At the time it was introduced, the bill’s sponsor, Rep. Steve King (R-IA), noted that the legislation directly works in opposition to national abortion protections.

“Since Roe v. Wade was unconstitutionally decided in 1973, nearly 60 million innocent babies’ lives have been ended by the abortion industry, all with a rubber stamp by the federal government,” King said in January. “If a heartbeat is detected, the baby is protected.”

“We think this bill properly applied does eliminate a large, large share of the abortions—90 percent or better—of the abortions in America,” he later told reporters.

So-called “heartbeat” bills gained traction at the state level several years ago, part of a new effort to counter federal abortion law. North Dakota and Arkansas became the first states in the country to pass heartbeat laws in 2013 (Arkansas’ law extended the period to 12 weeks, rather than six.) While federal courts struck down both laws for violating the constitution, similar efforts have cropped up across the country in their wake. Anti-choice lawmakers in Ohio advanced a bill similar to H.R. 490 in 2011, only to put the legislation on hold amid fears that it was too controversial even in conservative circles. Gov. John Kasich (R) later vetoed another bill with a similar ban attached, seemingly due to its constitutional implications.

Comparable bills have gained traction in Texas, Wyoming, and Mississippi, among other states. Heartbeat bills are a clear violation of Roe v. Wade, something that has stopped many lawmakers from greenlighting them. Along with “personhood” bills, which bestow zygotes with the rights of U.S. citizens, heartbeat bills are among the harshest type of abortion ban put forward by lawmakers. While it’s unlikely one would ever pass on a national level, abortion advocates have expressed concerned over the implications of a heartbeat bill making it to Congress.

As of next Wednesday, those fears will be realized. Reproductive justice organizations and activists have slammed H.R. 490, saying the bill is a clear effort to ban abortion and undo women’s rights.

“The GOP’s crazy obsession with banning all abortions in this country knows no end, no boundary, and no common sense,” NARAL Pro-Choice America Senior Vice President Sasha Bruce said on Thursday. “Their latest crazy, and clearly unconstitutional, idea is a ban that applies to [people] who don’t even know they’re pregnant yet, intentionally preventing them from accessing care altogether.”

Bruce added, “Americans are clear: they want their elected officials addressing the crises our country faces instead of wasting time and taxpayer dollars attempting to ban abortion. The majority of Americans stand on the side of abortion access, and seven in 10 Americans believe abortion should remain legal and accessible.”

Despite the inevitable legal hassle the bill will cause, should it gain traction, Rep. King told reporters in January that he is hopeful the legislation could eventually go to the Supreme Court. President Trump has already appointed anti-choice Justice Neil Gorsuch to the bench and could have the opportunity to appoint another justice before the end of his time in office — effectively imperiling nationwide abortion protections in the process.

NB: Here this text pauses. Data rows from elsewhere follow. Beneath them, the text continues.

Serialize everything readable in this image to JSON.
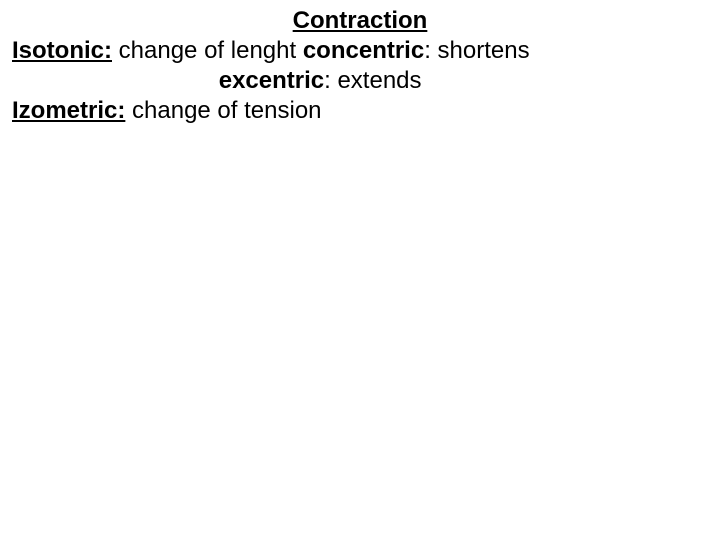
{
  "slide": {
    "title": "Contraction",
    "line1_label": "Isotonic:",
    "line1_rest": " change of lenght ",
    "line1_sub1_label": "concentric",
    "line1_sub1_rest": ": shortens",
    "line2_indent": "                               ",
    "line2_label": "excentric",
    "line2_rest": ": extends",
    "line3_label": "Izometric:",
    "line3_rest": " change of tension",
    "colors": {
      "background": "#ffffff",
      "text": "#000000"
    },
    "font_size_pt": 18,
    "font_family": "Arial"
  }
}
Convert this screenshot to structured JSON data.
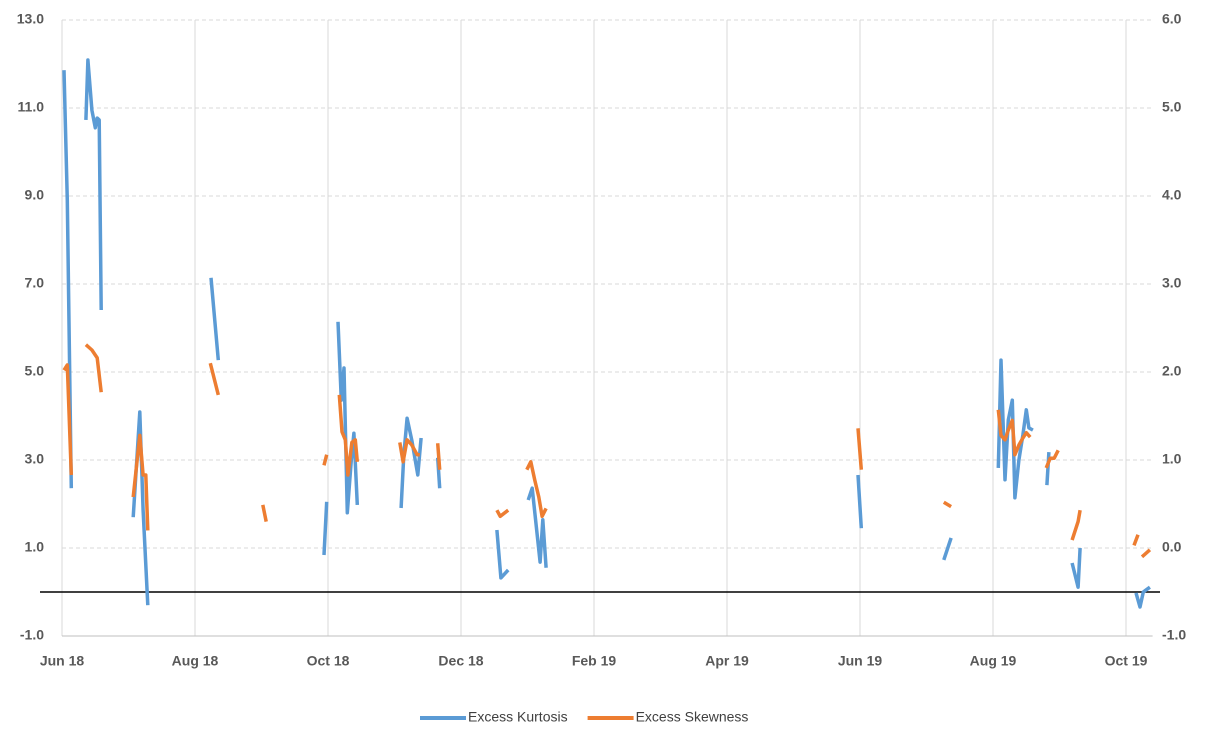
{
  "chart_data": {
    "type": "line",
    "xticks": [
      {
        "value": 0,
        "label": "Jun 18"
      },
      {
        "value": 2,
        "label": "Aug 18"
      },
      {
        "value": 4,
        "label": "Oct 18"
      },
      {
        "value": 6,
        "label": "Dec 18"
      },
      {
        "value": 8,
        "label": "Feb 19"
      },
      {
        "value": 10,
        "label": "Apr 19"
      },
      {
        "value": 12,
        "label": "Jun 19"
      },
      {
        "value": 14,
        "label": "Aug 19"
      },
      {
        "value": 16,
        "label": "Oct 19"
      }
    ],
    "xlim": [
      0,
      16.4
    ],
    "ylim": [
      -1,
      13
    ],
    "yticks": [
      {
        "value": -1,
        "label": "-1.0"
      },
      {
        "value": 1,
        "label": "1.0"
      },
      {
        "value": 3,
        "label": "3.0"
      },
      {
        "value": 5,
        "label": "5.0"
      },
      {
        "value": 7,
        "label": "7.0"
      },
      {
        "value": 9,
        "label": "9.0"
      },
      {
        "value": 11,
        "label": "11.0"
      },
      {
        "value": 13,
        "label": "13.0"
      }
    ],
    "y2lim": [
      -1,
      6
    ],
    "y2ticks": [
      {
        "value": -1,
        "label": "-1.0"
      },
      {
        "value": 0,
        "label": "0.0"
      },
      {
        "value": 1,
        "label": "1.0"
      },
      {
        "value": 2,
        "label": "2.0"
      },
      {
        "value": 3,
        "label": "3.0"
      },
      {
        "value": 4,
        "label": "4.0"
      },
      {
        "value": 5,
        "label": "5.0"
      },
      {
        "value": 6,
        "label": "6.0"
      }
    ],
    "grid": true,
    "legend": "bottom",
    "series": [
      {
        "name": "Excess Kurtosis",
        "color": "#5b9bd5",
        "x": [
          0.03,
          0.08,
          0.14,
          null,
          0.36,
          0.39,
          0.45,
          0.5,
          0.53,
          0.56,
          0.59,
          null,
          1.07,
          1.17,
          1.22,
          1.29,
          null,
          2.24,
          2.35,
          null,
          3.94,
          3.98,
          null,
          4.15,
          4.2,
          4.24,
          4.29,
          4.35,
          4.39,
          4.44,
          null,
          5.1,
          5.14,
          5.19,
          5.26,
          5.35,
          5.4,
          null,
          5.65,
          5.68,
          null,
          6.54,
          6.6,
          6.71,
          null,
          7.01,
          7.07,
          7.19,
          7.23,
          7.28,
          null,
          11.97,
          12.02,
          null,
          13.26,
          13.37,
          null,
          14.08,
          14.12,
          14.18,
          14.23,
          14.29,
          14.33,
          14.39,
          14.45,
          14.5,
          14.54,
          14.6,
          null,
          14.81,
          14.84,
          null,
          15.19,
          15.28,
          15.31,
          null,
          16.15,
          16.21,
          16.26,
          16.36
        ],
        "values": [
          11.86,
          8.9,
          2.36,
          null,
          10.73,
          12.09,
          10.95,
          10.55,
          10.77,
          10.73,
          6.41,
          null,
          1.7,
          4.09,
          1.86,
          -0.3,
          null,
          7.14,
          5.27,
          null,
          0.84,
          2.05,
          null,
          6.14,
          4.36,
          5.09,
          1.8,
          3.0,
          3.61,
          1.98,
          null,
          1.91,
          3.11,
          3.95,
          3.45,
          2.66,
          3.5,
          null,
          3.05,
          2.36,
          null,
          1.41,
          0.32,
          0.5,
          null,
          2.09,
          2.36,
          0.68,
          1.64,
          0.55,
          null,
          2.66,
          1.45,
          null,
          0.73,
          1.23,
          null,
          2.82,
          5.27,
          2.55,
          3.91,
          4.36,
          2.14,
          3.0,
          3.57,
          4.14,
          3.73,
          3.68,
          null,
          2.43,
          3.18,
          null,
          0.66,
          0.11,
          1.0,
          null,
          -0.02,
          -0.34,
          0.0,
          0.11
        ]
      },
      {
        "name": "Excess Skewness",
        "color": "#ed7d31",
        "axis": "y2",
        "x": [
          0.03,
          0.08,
          0.14,
          null,
          0.36,
          0.45,
          0.53,
          0.59,
          null,
          1.07,
          1.17,
          1.22,
          1.26,
          1.29,
          null,
          2.23,
          2.35,
          null,
          3.02,
          3.07,
          null,
          3.94,
          3.98,
          null,
          4.17,
          4.21,
          4.26,
          4.3,
          4.36,
          4.41,
          4.44,
          null,
          5.08,
          5.13,
          5.19,
          5.26,
          5.34,
          5.38,
          null,
          5.65,
          5.68,
          null,
          6.54,
          6.59,
          6.71,
          null,
          6.99,
          7.05,
          7.11,
          7.17,
          7.22,
          7.28,
          null,
          11.97,
          12.02,
          null,
          13.26,
          13.37,
          null,
          14.08,
          14.12,
          14.18,
          14.23,
          14.29,
          14.33,
          14.39,
          14.45,
          14.5,
          14.56,
          null,
          14.8,
          14.86,
          14.92,
          14.98,
          null,
          15.19,
          15.28,
          15.31,
          null,
          16.12,
          16.18,
          null,
          16.24,
          16.36
        ],
        "values": [
          2.02,
          2.08,
          0.83,
          null,
          2.31,
          2.25,
          2.16,
          1.77,
          null,
          0.58,
          1.28,
          0.83,
          0.83,
          0.2,
          null,
          2.1,
          1.74,
          null,
          0.49,
          0.3,
          null,
          0.94,
          1.06,
          null,
          1.74,
          1.32,
          1.23,
          0.83,
          1.2,
          1.23,
          0.98,
          null,
          1.2,
          0.98,
          1.23,
          1.17,
          1.06,
          1.06,
          null,
          1.19,
          0.89,
          null,
          0.43,
          0.36,
          0.43,
          null,
          0.89,
          0.98,
          0.77,
          0.58,
          0.36,
          0.45,
          null,
          1.36,
          0.89,
          null,
          0.52,
          0.47,
          null,
          1.57,
          1.28,
          1.23,
          1.34,
          1.45,
          1.06,
          1.17,
          1.25,
          1.31,
          1.26,
          null,
          0.91,
          1.02,
          1.02,
          1.11,
          null,
          0.09,
          0.3,
          0.43,
          null,
          0.03,
          0.15,
          null,
          -0.1,
          -0.02
        ]
      }
    ]
  }
}
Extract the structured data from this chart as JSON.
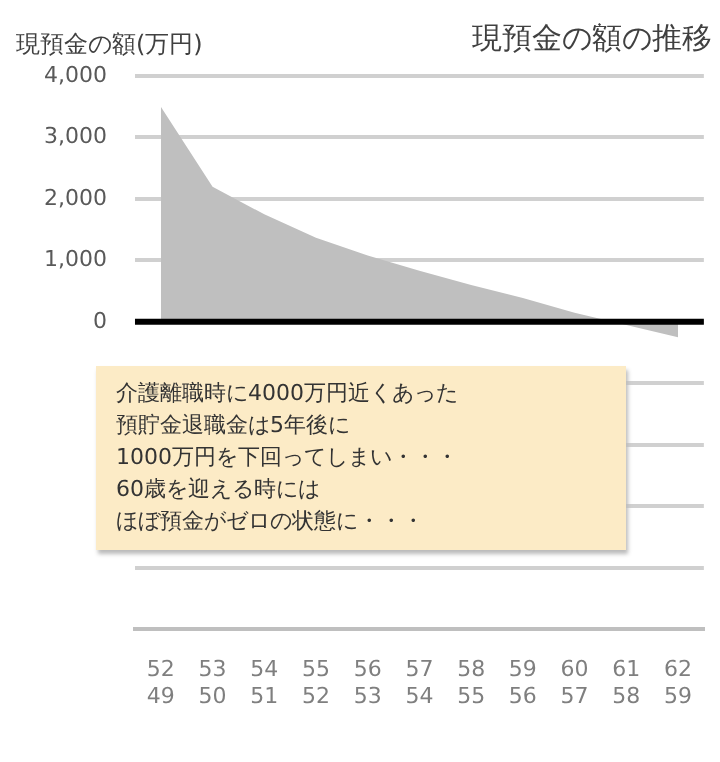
{
  "chart_data": {
    "type": "area",
    "title": "現預金の額の推移",
    "ylabel": "現預金の額(万円)",
    "categories": [
      "52\n49",
      "53\n50",
      "54\n51",
      "55\n52",
      "56\n53",
      "57\n54",
      "58\n55",
      "59\n56",
      "60\n57",
      "61\n58",
      "62\n59"
    ],
    "series": [
      {
        "color": "#bfbfbf",
        "values": [
          3500,
          2200,
          1750,
          1370,
          1080,
          830,
          600,
          390,
          150,
          -50,
          -250
        ]
      }
    ],
    "ylim": [
      -5000,
      4000
    ],
    "yticks": [
      {
        "value": -5000,
        "label": null
      },
      {
        "value": -4000,
        "label": null
      },
      {
        "value": -3000,
        "label": null
      },
      {
        "value": -2000,
        "label": null
      },
      {
        "value": -1000,
        "label": null
      },
      {
        "value": 0,
        "label": "0"
      },
      {
        "value": 1000,
        "label": "1,000"
      },
      {
        "value": 2000,
        "label": "2,000"
      },
      {
        "value": 3000,
        "label": "3,000"
      },
      {
        "value": 4000,
        "label": "4,000"
      }
    ],
    "grid": "y",
    "legend": false,
    "ref_lines": [
      {
        "axis": "y",
        "value": 0,
        "color": "#000000"
      }
    ],
    "annotations": [
      "介護離職時に4000万円近くあった",
      "預貯金退職金は5年後に",
      "1000万円を下回ってしまい・・・",
      "60歳を迎える時には",
      "ほぼ預金がゼロの状態に・・・"
    ]
  }
}
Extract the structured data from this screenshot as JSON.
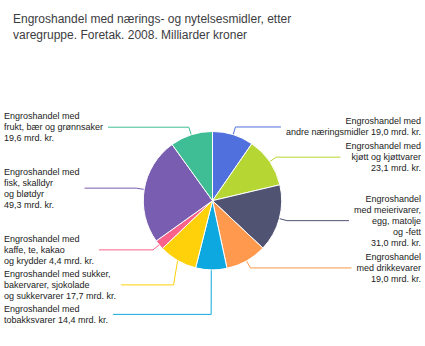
{
  "chart_data": {
    "type": "pie",
    "title": "Engroshandel med nærings- og nytelsesmidler, etter\nvaregruppe. Foretak. 2008. Milliarder kroner",
    "categories": [
      "Engroshandel med\nandre næringsmidler 19,0 mrd. kr.",
      "Engroshandel med\nkjøtt og kjøttvarer\n23,1 mrd. kr.",
      "Engroshandel\nmed meierivarer,\negg, matolje\nog -fett\n31,0 mrd. kr.",
      "Engroshandel\nmed drikkevarer\n19,0 mrd. kr.",
      "Engroshandel med\ntobakksvarer 14,4 mrd. kr.",
      "Engroshandel med sukker,\nbakervarer, sjokolade\nog sukkervarer 17,7 mrd. kr.",
      "Engroshandel med\nkaffe, te, kakao\nog krydder 4,4 mrd. kr.",
      "Engroshandel med\nfisk, skalldyr\nog bløtdyr\n49,3 mrd. kr.",
      "Engroshandel med\nfrukt, bær og grønnsaker\n19,6 mrd. kr."
    ],
    "values": [
      19.0,
      23.1,
      31.0,
      19.0,
      14.4,
      17.7,
      4.4,
      49.3,
      19.6
    ]
  }
}
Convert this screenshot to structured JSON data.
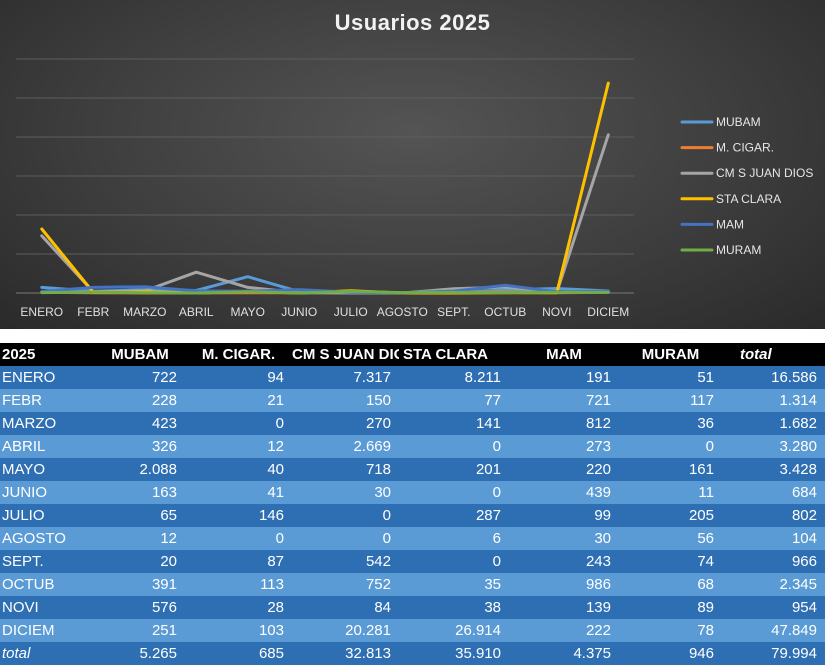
{
  "chart_data": {
    "type": "line",
    "title": "Usuarios 2025",
    "categories": [
      "ENERO",
      "FEBR",
      "MARZO",
      "ABRIL",
      "MAYO",
      "JUNIO",
      "JULIO",
      "AGOSTO",
      "SEPT.",
      "OCTUB",
      "NOVI",
      "DICIEM"
    ],
    "series": [
      {
        "name": "MUBAM",
        "color": "#5b9bd5",
        "values": [
          722,
          228,
          423,
          326,
          2088,
          163,
          65,
          12,
          20,
          391,
          576,
          251
        ]
      },
      {
        "name": "M. CIGAR.",
        "color": "#ed7d31",
        "values": [
          94,
          21,
          0,
          12,
          40,
          41,
          146,
          0,
          87,
          113,
          28,
          103
        ]
      },
      {
        "name": "CM S JUAN DIOS",
        "color": "#a5a5a5",
        "values": [
          7317,
          150,
          270,
          2669,
          718,
          30,
          0,
          0,
          542,
          752,
          84,
          20281
        ]
      },
      {
        "name": "STA CLARA",
        "color": "#ffc000",
        "values": [
          8211,
          77,
          141,
          0,
          201,
          0,
          287,
          6,
          0,
          35,
          38,
          26914
        ]
      },
      {
        "name": "MAM",
        "color": "#4472c4",
        "values": [
          191,
          721,
          812,
          273,
          220,
          439,
          99,
          30,
          243,
          986,
          139,
          222
        ]
      },
      {
        "name": "MURAM",
        "color": "#70ad47",
        "values": [
          51,
          117,
          36,
          0,
          161,
          11,
          205,
          56,
          74,
          68,
          89,
          78
        ]
      }
    ],
    "ylim": [
      0,
      30000
    ],
    "grid": true,
    "legend": "right"
  },
  "table": {
    "headers": [
      "2025",
      "MUBAM",
      "M. CIGAR.",
      "CM S JUAN DIOS",
      "STA CLARA",
      "MAM",
      "MURAM",
      "total"
    ],
    "rows": [
      [
        "ENERO",
        "722",
        "94",
        "7.317",
        "8.211",
        "191",
        "51",
        "16.586"
      ],
      [
        "FEBR",
        "228",
        "21",
        "150",
        "77",
        "721",
        "117",
        "1.314"
      ],
      [
        "MARZO",
        "423",
        "0",
        "270",
        "141",
        "812",
        "36",
        "1.682"
      ],
      [
        "ABRIL",
        "326",
        "12",
        "2.669",
        "0",
        "273",
        "0",
        "3.280"
      ],
      [
        "MAYO",
        "2.088",
        "40",
        "718",
        "201",
        "220",
        "161",
        "3.428"
      ],
      [
        "JUNIO",
        "163",
        "41",
        "30",
        "0",
        "439",
        "11",
        "684"
      ],
      [
        "JULIO",
        "65",
        "146",
        "0",
        "287",
        "99",
        "205",
        "802"
      ],
      [
        "AGOSTO",
        "12",
        "0",
        "0",
        "6",
        "30",
        "56",
        "104"
      ],
      [
        "SEPT.",
        "20",
        "87",
        "542",
        "0",
        "243",
        "74",
        "966"
      ],
      [
        "OCTUB",
        "391",
        "113",
        "752",
        "35",
        "986",
        "68",
        "2.345"
      ],
      [
        "NOVI",
        "576",
        "28",
        "84",
        "38",
        "139",
        "89",
        "954"
      ],
      [
        "DICIEM",
        "251",
        "103",
        "20.281",
        "26.914",
        "222",
        "78",
        "47.849"
      ]
    ],
    "footer": [
      "total",
      "5.265",
      "685",
      "32.813",
      "35.910",
      "4.375",
      "946",
      "79.994"
    ]
  }
}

“By the time we march this thing down to the Supreme Court, the faces on the bench will be different—we just don’t know how much different, but I’m optimistic,” said King.

The bill is only the latest major infringement on abortion rights in the past few weeks. House Republicans passed a 20-week abortion ban three weeks ago with support from the White House, legislation that took precedent over renewing the Children’s Health Insurance Program. For several weeks, an undocumented teenager held by authorities in Texas was denied an abortion despite repeated requests for the procedure. After numerous legal appeals she was finally able to obtain an abortion on Wednesday.